Mais une confirmation comprise autrement a sa place chez les protestants. Ils lui reconnaissent une double fonction. D'abord, elle s'adresse au catéchumène, pour lui redire et lui attester à nouveau la grâce de Dieu. Ensuite, le catéchumène s'adresse à l'Église pour confesser publiquement sa foi. Il est à la fois "confirmé" (on l'assure à nouveau, par un signe, de son salut), et "confirmant" (il témoigne de son acceptation de l'évangile).
Dans cette perspective, à la suite de Luther et de Bucer, avec quelques divergences secondaires, Calvin estime normal qu'on vérifie, après leur catéchisme, les connaissances des enfants (ils doivent passer un examen), qu'ils confessent publiquement leur foi, et reçoivent une bénédiction, à condition qu'il soit clair qu'il ne s'agit pas d'un sacrement et "qu'on en use purement et sans superstition" (Institution de la Religion chrétienne, 4,19,4). Toutefois, surtout chez les réformés, la critique prévaut sur la pratique et la confirmation tombe rapidement en désuétude.
Le dix-huitième siècle
La confirmation est réintroduite dans les Églises Réformées de Suisse au dix-huitième siècle par un théologien et pasteur de Neuchâtel, Jean-Frédéric Ostervald.

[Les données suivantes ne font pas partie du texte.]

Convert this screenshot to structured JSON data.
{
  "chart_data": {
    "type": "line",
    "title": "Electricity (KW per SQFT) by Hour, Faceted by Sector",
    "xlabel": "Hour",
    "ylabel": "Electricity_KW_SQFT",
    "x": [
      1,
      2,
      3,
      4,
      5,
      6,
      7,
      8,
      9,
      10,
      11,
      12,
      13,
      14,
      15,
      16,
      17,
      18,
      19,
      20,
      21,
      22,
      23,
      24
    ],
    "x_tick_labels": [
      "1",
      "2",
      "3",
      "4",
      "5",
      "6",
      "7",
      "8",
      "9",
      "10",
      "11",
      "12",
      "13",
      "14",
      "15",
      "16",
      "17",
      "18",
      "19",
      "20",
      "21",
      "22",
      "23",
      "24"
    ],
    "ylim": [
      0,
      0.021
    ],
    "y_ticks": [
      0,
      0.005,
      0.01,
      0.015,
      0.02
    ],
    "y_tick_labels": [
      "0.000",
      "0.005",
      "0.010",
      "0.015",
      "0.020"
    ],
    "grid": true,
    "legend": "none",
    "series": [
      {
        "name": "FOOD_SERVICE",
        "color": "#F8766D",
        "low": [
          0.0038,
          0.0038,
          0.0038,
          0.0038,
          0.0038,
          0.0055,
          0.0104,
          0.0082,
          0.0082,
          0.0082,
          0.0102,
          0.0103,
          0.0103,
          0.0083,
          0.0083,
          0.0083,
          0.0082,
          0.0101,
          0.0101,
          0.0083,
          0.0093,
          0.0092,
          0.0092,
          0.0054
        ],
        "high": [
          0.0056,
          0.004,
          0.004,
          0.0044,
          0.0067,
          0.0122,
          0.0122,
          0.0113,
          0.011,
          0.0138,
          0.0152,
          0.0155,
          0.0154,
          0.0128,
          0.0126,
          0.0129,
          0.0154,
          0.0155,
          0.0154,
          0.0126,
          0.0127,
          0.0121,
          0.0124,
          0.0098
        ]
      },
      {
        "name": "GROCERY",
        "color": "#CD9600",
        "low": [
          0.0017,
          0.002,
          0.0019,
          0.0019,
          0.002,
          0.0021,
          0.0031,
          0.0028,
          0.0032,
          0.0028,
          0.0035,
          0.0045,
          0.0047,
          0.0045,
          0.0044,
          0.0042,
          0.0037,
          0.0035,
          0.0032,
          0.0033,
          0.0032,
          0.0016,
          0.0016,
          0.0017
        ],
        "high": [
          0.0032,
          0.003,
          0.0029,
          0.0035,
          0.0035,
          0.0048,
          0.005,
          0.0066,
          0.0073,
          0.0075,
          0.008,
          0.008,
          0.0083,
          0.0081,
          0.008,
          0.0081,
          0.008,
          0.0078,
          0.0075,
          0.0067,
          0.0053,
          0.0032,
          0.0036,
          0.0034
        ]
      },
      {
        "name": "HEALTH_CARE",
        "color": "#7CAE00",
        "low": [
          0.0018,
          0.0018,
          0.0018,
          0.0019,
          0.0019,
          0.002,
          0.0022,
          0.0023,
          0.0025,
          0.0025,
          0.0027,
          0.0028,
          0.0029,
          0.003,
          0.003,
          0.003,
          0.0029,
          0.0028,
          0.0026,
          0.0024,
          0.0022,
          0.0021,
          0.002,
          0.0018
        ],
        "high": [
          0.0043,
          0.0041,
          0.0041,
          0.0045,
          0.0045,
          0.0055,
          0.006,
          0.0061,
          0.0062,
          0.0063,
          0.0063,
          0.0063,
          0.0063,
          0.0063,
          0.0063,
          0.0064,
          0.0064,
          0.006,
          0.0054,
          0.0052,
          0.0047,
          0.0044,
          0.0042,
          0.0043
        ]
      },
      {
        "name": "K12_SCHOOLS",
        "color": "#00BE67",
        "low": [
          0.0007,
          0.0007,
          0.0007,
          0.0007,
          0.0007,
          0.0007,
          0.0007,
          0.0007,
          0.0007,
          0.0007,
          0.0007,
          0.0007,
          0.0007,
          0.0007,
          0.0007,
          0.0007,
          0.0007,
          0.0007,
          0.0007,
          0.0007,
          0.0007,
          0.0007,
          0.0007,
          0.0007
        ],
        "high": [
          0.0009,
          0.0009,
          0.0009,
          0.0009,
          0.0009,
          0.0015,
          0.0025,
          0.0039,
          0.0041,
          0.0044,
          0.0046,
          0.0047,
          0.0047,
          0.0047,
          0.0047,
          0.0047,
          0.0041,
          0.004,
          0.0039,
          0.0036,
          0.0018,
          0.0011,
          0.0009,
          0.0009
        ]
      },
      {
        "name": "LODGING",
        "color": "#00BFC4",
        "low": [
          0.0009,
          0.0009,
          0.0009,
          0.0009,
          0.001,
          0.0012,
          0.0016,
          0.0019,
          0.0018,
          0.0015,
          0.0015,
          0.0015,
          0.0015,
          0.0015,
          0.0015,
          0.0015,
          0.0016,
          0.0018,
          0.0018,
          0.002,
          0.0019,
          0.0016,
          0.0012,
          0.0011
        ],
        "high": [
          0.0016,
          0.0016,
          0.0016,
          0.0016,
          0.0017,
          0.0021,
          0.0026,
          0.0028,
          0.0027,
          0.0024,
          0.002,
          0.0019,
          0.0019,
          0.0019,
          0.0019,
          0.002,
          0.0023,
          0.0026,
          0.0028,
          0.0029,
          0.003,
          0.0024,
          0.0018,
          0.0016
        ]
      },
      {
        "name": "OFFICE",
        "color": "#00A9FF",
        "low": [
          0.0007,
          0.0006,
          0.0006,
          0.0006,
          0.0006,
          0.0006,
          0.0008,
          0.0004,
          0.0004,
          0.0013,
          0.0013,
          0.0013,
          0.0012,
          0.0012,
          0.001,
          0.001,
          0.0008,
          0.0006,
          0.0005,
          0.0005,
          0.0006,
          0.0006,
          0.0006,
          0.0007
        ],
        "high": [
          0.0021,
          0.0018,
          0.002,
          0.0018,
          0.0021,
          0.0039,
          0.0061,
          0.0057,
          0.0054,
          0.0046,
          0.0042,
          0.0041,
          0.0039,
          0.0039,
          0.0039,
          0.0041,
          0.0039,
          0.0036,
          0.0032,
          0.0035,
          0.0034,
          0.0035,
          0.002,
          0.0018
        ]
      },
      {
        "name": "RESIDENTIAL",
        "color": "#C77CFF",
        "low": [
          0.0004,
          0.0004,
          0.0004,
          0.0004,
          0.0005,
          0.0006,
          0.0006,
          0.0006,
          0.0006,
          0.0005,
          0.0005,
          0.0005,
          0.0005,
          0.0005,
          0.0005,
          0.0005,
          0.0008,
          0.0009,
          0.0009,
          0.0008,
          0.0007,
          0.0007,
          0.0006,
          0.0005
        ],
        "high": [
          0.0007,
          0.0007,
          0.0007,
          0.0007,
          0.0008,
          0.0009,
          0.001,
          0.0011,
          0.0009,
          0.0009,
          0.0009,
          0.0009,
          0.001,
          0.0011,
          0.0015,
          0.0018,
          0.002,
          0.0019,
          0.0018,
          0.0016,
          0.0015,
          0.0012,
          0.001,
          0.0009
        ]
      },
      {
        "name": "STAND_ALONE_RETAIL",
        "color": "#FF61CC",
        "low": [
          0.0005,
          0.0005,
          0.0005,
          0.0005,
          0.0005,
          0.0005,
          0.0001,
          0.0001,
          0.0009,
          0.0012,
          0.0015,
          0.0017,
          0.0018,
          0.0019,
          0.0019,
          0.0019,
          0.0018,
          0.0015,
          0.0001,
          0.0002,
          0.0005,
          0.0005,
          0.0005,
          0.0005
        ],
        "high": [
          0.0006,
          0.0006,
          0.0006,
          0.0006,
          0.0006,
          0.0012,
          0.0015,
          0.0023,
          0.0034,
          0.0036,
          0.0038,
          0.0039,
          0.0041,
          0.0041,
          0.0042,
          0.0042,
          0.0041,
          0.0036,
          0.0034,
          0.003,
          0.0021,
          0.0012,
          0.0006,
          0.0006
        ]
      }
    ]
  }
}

Ostervald veut lutter contre le relâchement moral des chrétiens. Il entend leur indiquer clairement et nettement leurs devoirs qu'ils ont trop tendance à oublier. Dans ce but, il demande aux catéchumènes, à la fin de leur instruction religieuse, de prendre un engagement solennel (qui marquait leur passage de la condition d'enfant à un statut d'adulte) ainsi formulé :
"Nous ratifions et nous confirmons le vœu de notre baptême. Nous renonçons au diable et à ses œuvres, au monde et à sa pompe, à la chair et à ses convoitises. Nous promettons de vivre et de mourir dans la foi chrétienne, et de garder les commandements de Dieu tout le temps de notre vie".
Le dix-neuvième siècle.
Au dix-neuvième siècle, la confirmation se répand dans le protestantisme français. À la perspective d'Ostervald, s'ajoute un autre thème, très fréquent chez les piétistes. Une cérémonie solennelle impressionne les enfants. Elle représente un événement important dont ils se souviendront toute leur vie, qui les marque et qui contribue à rendre vivante leur religion. La confirmation a donc une valeur subjective; elle vise à toucher l'affectivité et non à sanctionner un certain niveau d'instruction religieuse. L'émotion a plus d'importance que les connaissances. On fait donc de la confirmation avant tout une fête que l'on veut touchante.
La critique.
En même temps que la confirmation se répand, sa critique se développe. On lui reproche de devenir un rite social de passage sans signification spirituelle. Cette objection prend deux aspects.
La première se trouve formulée dans l'article sur la confirmation que L. Ruffet rédige dans l'Encyclopédie des Sciences religieuses de 1878. La confirmation, écrit-il, "est pour la grande majorité des catéchumènes non un acte de renoncement à eux-mêmes et de consécration à Dieu, mais le titre de leur entrée dans le monde, une sorte de majorité religieuse, qui leur confère le droit de jouir de plaisirs jusque là défendus". Un rite mondain a parasité la cérémonie, et lui a enlevé son caractère religieux.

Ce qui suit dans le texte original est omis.